Sécurité sanitaire et qualité des aliments

Food control management

Official Food Control encompasses a number of mandatory activities performed by competent authorities, under their regulatory mandate,  and are necessary to ensure the quality and safety of food, thus protecting the health of consumers and  their economic interests. The decision-making process to direct these regulatory activities, also called food control management, should be based on evidence and risk analysis. In particular,  the risk management framework provides a continuous process for planning, organizing, monitoring, coordinating and communicating, in an integrated way, a broad range of regulatory decisions and actions to ensure the safety and quality of domestically produced, imported and exported food for national consumers and export markets, as appropriate. Food control management establishes leadership and administrative structures with clearly defined accountability for a number of functions.

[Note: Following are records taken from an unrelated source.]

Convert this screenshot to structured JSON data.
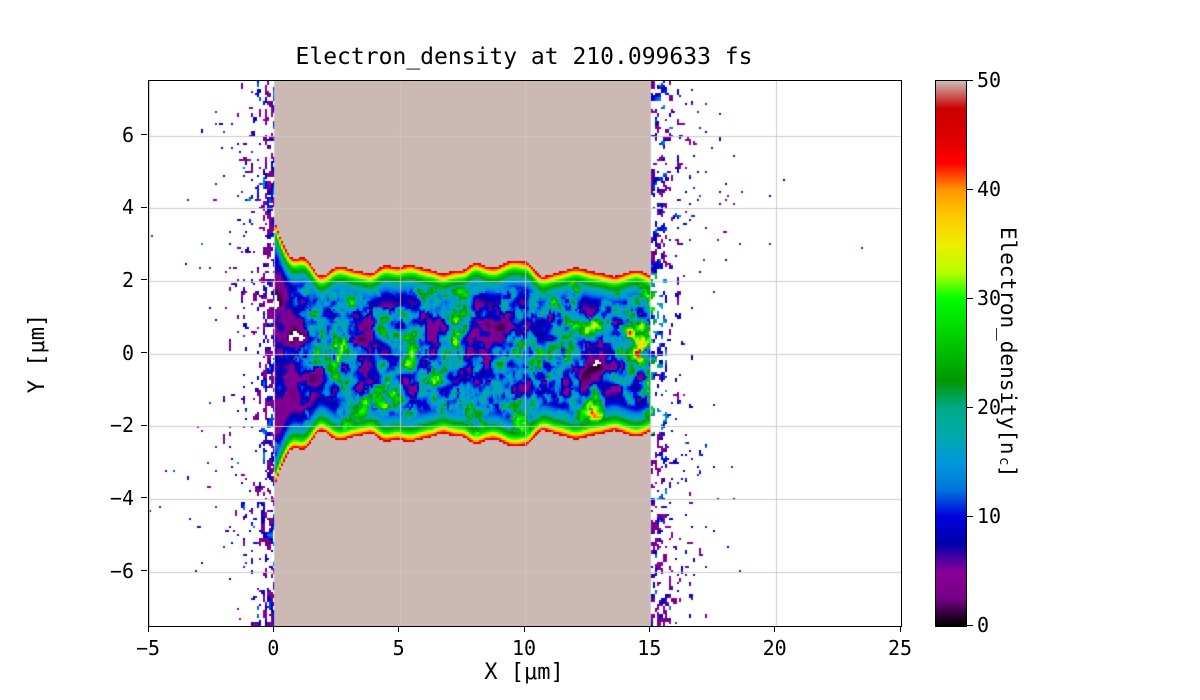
{
  "figure": {
    "background": "#ffffff"
  },
  "chart_data": {
    "type": "heatmap",
    "title": "Electron_density at 210.099633 fs",
    "xlabel": "X [μm]",
    "ylabel": "Y [μm]",
    "xlim": [
      -5,
      25
    ],
    "ylim": [
      -7.5,
      7.5
    ],
    "x_ticks": [
      -5,
      0,
      5,
      10,
      15,
      20,
      25
    ],
    "x_tick_labels": [
      "−5",
      "0",
      "5",
      "10",
      "15",
      "20",
      "25"
    ],
    "y_ticks": [
      -6,
      -4,
      -2,
      0,
      2,
      4,
      6
    ],
    "y_tick_labels": [
      "−6",
      "−4",
      "−2",
      "0",
      "2",
      "4",
      "6"
    ],
    "grid": true,
    "grid_color": "#c8c8c8",
    "colorbar": {
      "label_main": "Electron_density[n",
      "label_sub": "c",
      "label_close": "]",
      "ticks": [
        0,
        10,
        20,
        30,
        40,
        50
      ],
      "tick_labels": [
        "0",
        "10",
        "20",
        "30",
        "40",
        "50"
      ],
      "vmin": 0,
      "vmax": 50,
      "colormap": "nipy_spectral",
      "stops": [
        "#000000",
        "#770088",
        "#880099",
        "#0000AA",
        "#0000DD",
        "#0077DD",
        "#0099DD",
        "#00AAAA",
        "#00AA88",
        "#009900",
        "#00BB00",
        "#00DD00",
        "#00FF00",
        "#BBFF00",
        "#EEEE00",
        "#FFCC00",
        "#FF9900",
        "#FF0000",
        "#DD0000",
        "#CC0000",
        "#CDB9B4"
      ]
    },
    "features": {
      "slab": {
        "x_range": [
          0,
          15
        ],
        "value": 50,
        "description": "overdense target slab rendered at saturation (top of colormap)"
      },
      "channel": {
        "y_half_width": 2.3,
        "entrance_flare": 1.3,
        "wall_rim_value": 47,
        "turbulence_max": 48,
        "description": "laser-drilled channel filled with turbulent plasma, density 0-48 nc, red high-density rim along walls"
      },
      "blowoff": {
        "front_x": [
          -5,
          0
        ],
        "rear_x": [
          15,
          25
        ],
        "value_range": [
          2,
          14
        ],
        "description": "sparse low-density expanding plasma speckle outside the target, densest near the slab surfaces"
      },
      "seed": 42
    }
  }
}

Establishment of an effective framework for food control

An effective national food control system requires policy and operational coordination at the national level in accordance with the particular governmental or constitutional arrangements and institutions, national goals and objectives and requires the establishment of one or several competent authority(ies) with the responsibility to manage the effective operations of the national food control system. The competent authority(ies) has a pivotal role in the national food control system by:

  • Providing leadership and coordination for the national food control system;
  • Designing, developing, operating, evaluating and improving the national food control system;
  • Establishing, implementing and enforcing science and risk-based regulatory requirements that encourage and promote positive food safety outcomes;
  • Establishing, implementing and enforcing regulatory requirements to support fair practices in the food trade;
  • Establishing and maintaining arrangements with supporting organizations such as officially recognised inspection, audit, certification and accreditation bodies, where appropriate;
  • Advancing and fostering knowledge, science, research and education regarding food safety;
  • Engaging with stakeholders to ensure transparency and to obtain their views; and
  • Where appropriate, establishing and maintaining arrangements with other countries, e.g. cooperation programs, equivalence agreements, etc.

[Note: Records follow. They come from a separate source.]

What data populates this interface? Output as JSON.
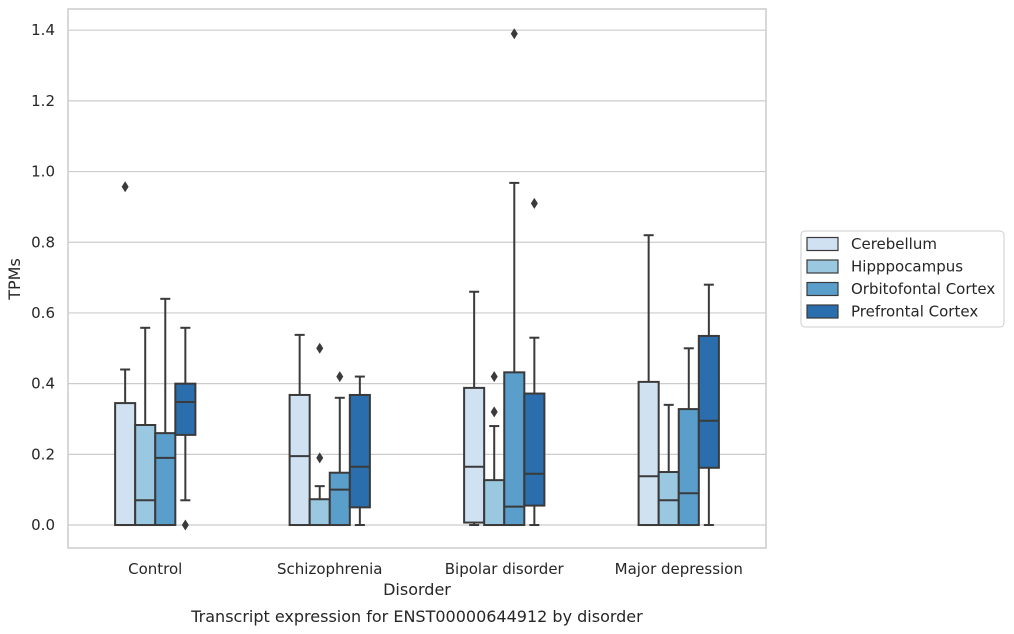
{
  "chart_data": {
    "type": "box",
    "caption": "Transcript expression for ENST00000644912 by disorder",
    "xlabel": "Disorder",
    "ylabel": "TPMs",
    "ylim": [
      -0.065,
      1.46
    ],
    "yticks": [
      0.0,
      0.2,
      0.4,
      0.6,
      0.8,
      1.0,
      1.2,
      1.4
    ],
    "ytick_labels": [
      "0.0",
      "0.2",
      "0.4",
      "0.6",
      "0.8",
      "1.0",
      "1.2",
      "1.4"
    ],
    "grid": "horizontal",
    "legend_position": "right",
    "categories": [
      "Control",
      "Schizophrenia",
      "Bipolar disorder",
      "Major depression"
    ],
    "series": [
      {
        "name": "Cerebellum",
        "color": "#d0e2f1",
        "boxes": [
          {
            "whislo": 0.0,
            "q1": 0.0,
            "med": 0.0,
            "q3": 0.345,
            "whishi": 0.44,
            "fliers": [
              0.957
            ]
          },
          {
            "whislo": 0.0,
            "q1": 0.0,
            "med": 0.195,
            "q3": 0.368,
            "whishi": 0.538,
            "fliers": []
          },
          {
            "whislo": 0.0,
            "q1": 0.007,
            "med": 0.165,
            "q3": 0.388,
            "whishi": 0.66,
            "fliers": []
          },
          {
            "whislo": 0.0,
            "q1": 0.0,
            "med": 0.138,
            "q3": 0.405,
            "whishi": 0.82,
            "fliers": []
          }
        ]
      },
      {
        "name": "Hipppocampus",
        "color": "#9ac8e0",
        "boxes": [
          {
            "whislo": 0.0,
            "q1": 0.0,
            "med": 0.07,
            "q3": 0.283,
            "whishi": 0.558,
            "fliers": []
          },
          {
            "whislo": 0.0,
            "q1": 0.0,
            "med": 0.0,
            "q3": 0.073,
            "whishi": 0.11,
            "fliers": [
              0.19,
              0.5
            ]
          },
          {
            "whislo": 0.0,
            "q1": 0.0,
            "med": 0.0,
            "q3": 0.127,
            "whishi": 0.28,
            "fliers": [
              0.32,
              0.42
            ]
          },
          {
            "whislo": 0.0,
            "q1": 0.0,
            "med": 0.07,
            "q3": 0.15,
            "whishi": 0.34,
            "fliers": []
          }
        ]
      },
      {
        "name": "Orbitofontal Cortex",
        "color": "#5a9ecc",
        "boxes": [
          {
            "whislo": 0.0,
            "q1": 0.0,
            "med": 0.19,
            "q3": 0.26,
            "whishi": 0.64,
            "fliers": []
          },
          {
            "whislo": 0.0,
            "q1": 0.0,
            "med": 0.1,
            "q3": 0.148,
            "whishi": 0.36,
            "fliers": [
              0.42
            ]
          },
          {
            "whislo": 0.0,
            "q1": 0.0,
            "med": 0.052,
            "q3": 0.432,
            "whishi": 0.968,
            "fliers": [
              1.39
            ]
          },
          {
            "whislo": 0.0,
            "q1": 0.0,
            "med": 0.09,
            "q3": 0.328,
            "whishi": 0.5,
            "fliers": []
          }
        ]
      },
      {
        "name": "Prefrontal Cortex",
        "color": "#2a6ead",
        "boxes": [
          {
            "whislo": 0.07,
            "q1": 0.255,
            "med": 0.348,
            "q3": 0.4,
            "whishi": 0.558,
            "fliers": [
              0.0
            ]
          },
          {
            "whislo": 0.0,
            "q1": 0.05,
            "med": 0.165,
            "q3": 0.368,
            "whishi": 0.42,
            "fliers": []
          },
          {
            "whislo": 0.0,
            "q1": 0.055,
            "med": 0.145,
            "q3": 0.372,
            "whishi": 0.53,
            "fliers": [
              0.91
            ]
          },
          {
            "whislo": 0.0,
            "q1": 0.162,
            "med": 0.295,
            "q3": 0.535,
            "whishi": 0.68,
            "fliers": []
          }
        ]
      }
    ]
  }
}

It is important that effective communication and coordination mechanisms allow competent authorities to plan and implement their course of action in support of common and consistent policy objectives. Where there are several competent authorities within a national food control system, they should operate in a cooperative and coordinated manner, within clearly assigned roles and responsibilities, for the most effective use of resources in order to minimize duplication and/or gaps and to facilitate information exchange.

Food control management also covers the various policy and operational responsibilities of competent government authorities responsible for food control. These include the development and implementation of food control policies, strategies and plans that reflect the government’s commitment to food safety and quality and provide a sound framework for food control activities.

Foundational to the work of a competent authority is a food safety legislation that provides it with the range of powers and mechanisms sufficient to manage and operate the national food control system, reflecting the intended policy objective and commensurate with the risks it is intended to mitigate.

Collectively,  competent authorities should work in a manner that ensures:

  • Situational awareness – managerial decisions should take into account accurate and current information on the entire food chain;
  • Pro-activity - a national food control system should be capable of identifying existing or emerging hazards before they materialize as risks in the food production and/or processing chain and at the early stages rather than in the end product. Early warning and/or rapid alert systems, traceability and contingency planning for managing and preparing for potential food safety incidents should be an inherent part of a pro-active control system.
  • Continuous Improvement - a national food control system should possess the capability to learn through a process of review and reform.

The competent authority and any officially recognised bodies undertaking compliance and enforcement activities on behalf of the competent authority should be resourced sufficiently and transparently to enable the national food control programs to achieve their objectives without compromising on  integrity and independence.